RED WORKS photography

Red Works is a dynamic photography company empowering contemporary Indigenous lifestyles and cultures through photographic essays, features, and portraits. Red Works specializes in natural light portraiture and headshots sessions + event and concert photography. Red Works also provides image licensing, workshops, presentations + print products.

Nadya K.

Nadya Kwandibens is Anishinaabe/ Ojibwe from the Animakee Wa Zhing First Nation (formerly Northwest Angle #37) in northwestern Ontario.

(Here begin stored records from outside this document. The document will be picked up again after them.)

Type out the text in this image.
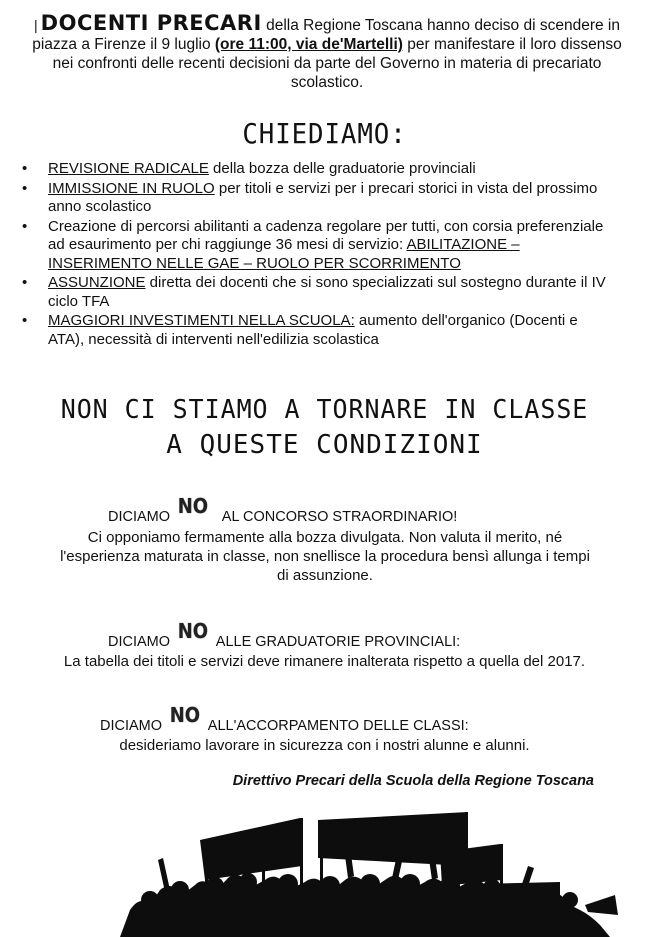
| DOCENTI PRECARI della Regione Toscana hanno deciso di scendere in piazza a Firenze il 9 luglio (ore 11:00, via de'Martelli) per manifestare il loro dissenso nei confronti delle recenti decisioni da parte del Governo in materia di precariato scolastico.
CHIEDIAMO:
• REVISIONE RADICALE della bozza delle graduatorie provinciali
• IMMISSIONE IN RUOLO per titoli e servizi per i precari storici in vista del prossimo anno scolastico
• Creazione di percorsi abilitanti a cadenza regolare per tutti, con corsia preferenziale ad esaurimento per chi raggiunge 36 mesi di servizio: ABILITAZIONE – INSERIMENTO NELLE GAE – RUOLO PER SCORRIMENTO
• ASSUNZIONE diretta dei docenti che si sono specializzati sul sostegno durante il IV ciclo TFA
• MAGGIORI INVESTIMENTI NELLA SCUOLA: aumento dell'organico (Docenti e ATA), necessità di interventi nell'edilizia scolastica
NON CI STIAMO A TORNARE IN CLASSE
A QUESTE CONDIZIONI
DICIAMO NO AL CONCORSO STRAORDINARIO!
Ci opponiamo fermamente alla bozza divulgata. Non valuta il merito, né l'esperienza maturata in classe, non snellisce la procedura bensì allunga i tempi di assunzione.
DICIAMO NO ALLE GRADUATORIE PROVINCIALI:
La tabella dei titoli e servizi deve rimanere inalterata rispetto a quella del 2017.
DICIAMO NO ALL'ACCORPAMENTO DELLE CLASSI:
desideriamo lavorare in sicurezza con i nostri alunne e alunni.
Direttivo Precari della Scuola della Regione Toscana
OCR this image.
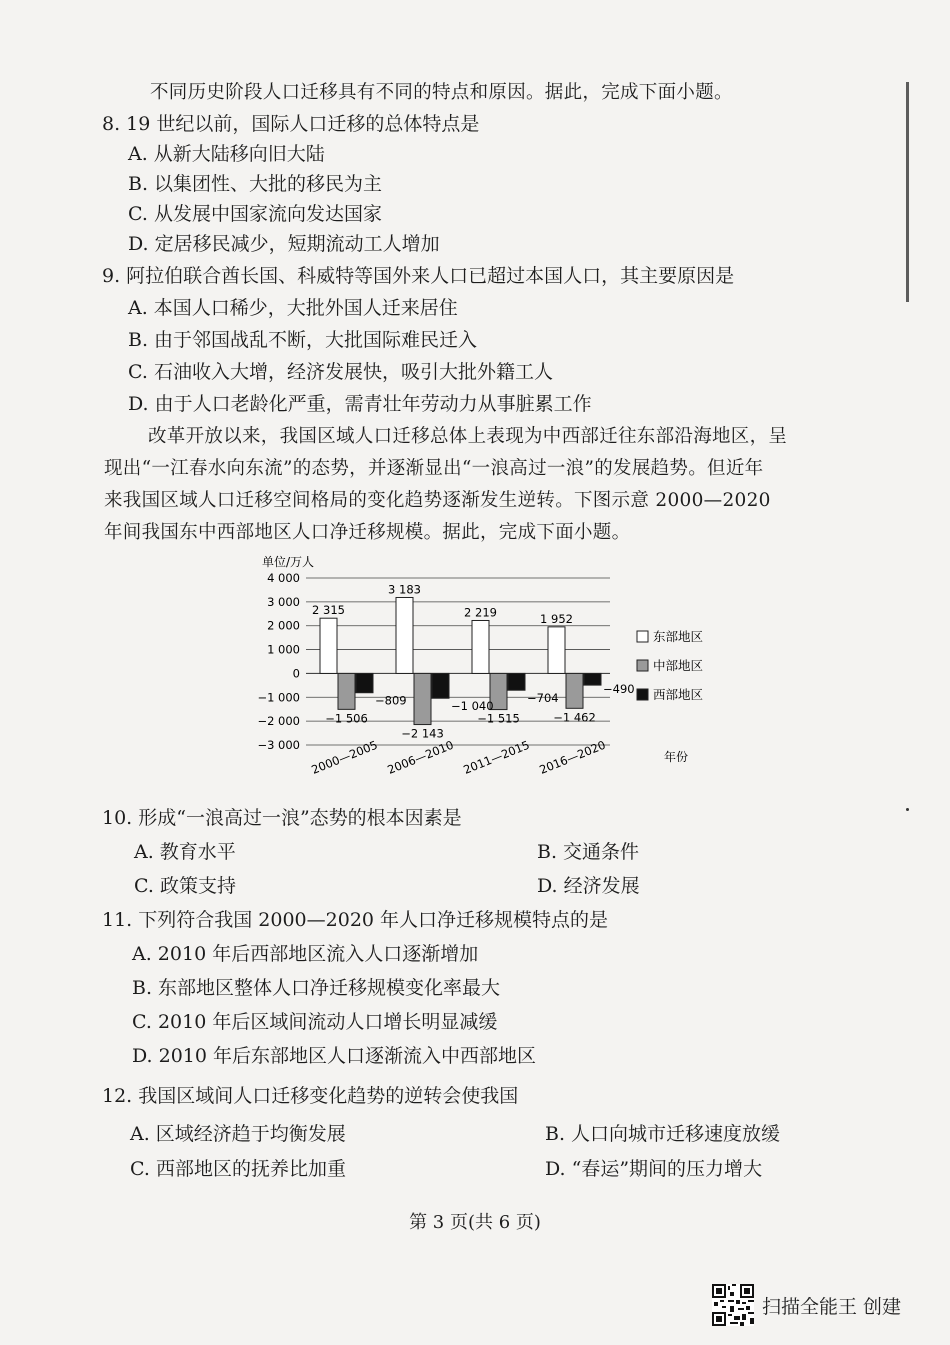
不同历史阶段人口迁移具有不同的特点和原因。据此，完成下面小题。
8. 19 世纪以前，国际人口迁移的总体特点是
A. 从新大陆移向旧大陆
B. 以集团性、大批的移民为主
C. 从发展中国家流向发达国家
D. 定居移民减少，短期流动工人增加
9. 阿拉伯联合酋长国、科威特等国外来人口已超过本国人口，其主要原因是
A. 本国人口稀少，大批外国人迁来居住
B. 由于邻国战乱不断，大批国际难民迁入
C. 石油收入大增，经济发展快，吸引大批外籍工人
D. 由于人口老龄化严重，需青壮年劳动力从事脏累工作
改革开放以来，我国区域人口迁移总体上表现为中西部迁往东部沿海地区，呈
现出“一江春水向东流”的态势，并逐渐显出“一浪高过一浪”的发展趋势。但近年
来我国区域人口迁移空间格局的变化趋势逐渐发生逆转。下图示意 2000—2020
年间我国东中西部地区人口净迁移规模。据此，完成下面小题。
单位/万人
4 000
3 000
2 000
1 000
0
−1 000
−2 000
−3 000
2 315
−1 506
−809
3 183
−2 143
−1 040
2 219
−1 515
−704
1 952
−1 462
−490
2000—2005 2006—2010 2011—2015 2016—2020	年份
东部地区
中部地区
西部地区
10. 形成“一浪高过一浪”态势的根本因素是
A. 教育水平	B. 交通条件
C. 政策支持	D. 经济发展
11. 下列符合我国 2000—2020 年人口净迁移规模特点的是
A. 2010 年后西部地区流入人口逐渐增加
B. 东部地区整体人口净迁移规模变化率最大
C. 2010 年后区域间流动人口增长明显减缓
D. 2010 年后东部地区人口逐渐流入中西部地区
12. 我国区域间人口迁移变化趋势的逆转会使我国
A. 区域经济趋于均衡发展	B. 人口向城市迁移速度放缓
C. 西部地区的抚养比加重	D. “春运”期间的压力增大
第 3 页(共 6 页)
扫描全能王 创建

In October 2008, she founded Red Works and in the same year began photographing a series entitled Concrete Indians. Since then Nadya has travelled extensively, photographing people and events throughout Canada and U.S.A. She has worked for numerous groups and organizations including the: National Aboriginal Achievement Foundation, First Nations Health Authority, Association for Native Development in the Performing Arts, Full Circle First Nations Performance, Miziwe Biik Development Corp., imagineNATIVE Film + Media Arts Festival, Native Earth Performing Arts, Centre for Indigenous Theatre, Kaha:wi Dance Theatre; and several individual artists, actors, musicians and role models.

Her photographic work is featured in numerous publications, websites, and media including CBC’s 8th Fire documentary series. Nadya was an invited artist-in-residence for the Native American Indigenous Cinema & Arts online exhibition, and has exhibited in group and solo shows in: Toronto, Thunder Bay, and Aurora ON, Edmonton and Calgary AB, Seattle WA, Cleveland OH, Boulder CO, St. Charles, Chicago, Aurora and Evanston IL, and Vancouver BC.

Nadya has travelled extensively for event coverage and portraiture sessions across the country, and continues to photograph new works for two series Concrete Indians and emergence. In addition to commissioned works, Nadya is also available for photography workshops and presentations for youth, universities, and community groups. She currently resides in Northwestern Ontario.

Vision Statement

We, as Indigenous people, are often portrayed in history books as Nations once great; in museums as Nations frozen stoic; in the media as Nations forever troubled. These images can be despairing; however, my goal seeks to steer the positive course. If our history is a shadow, let this moment serve as light. We are musicians, lawyers, doctors, mothers and sons. We are activists, scholars, dreamers, fathers and daughters. Let us claim ourselves now and see that we are, and will always be great, thriving, balanced civilizations capable of carrying ourselves into that bright new day.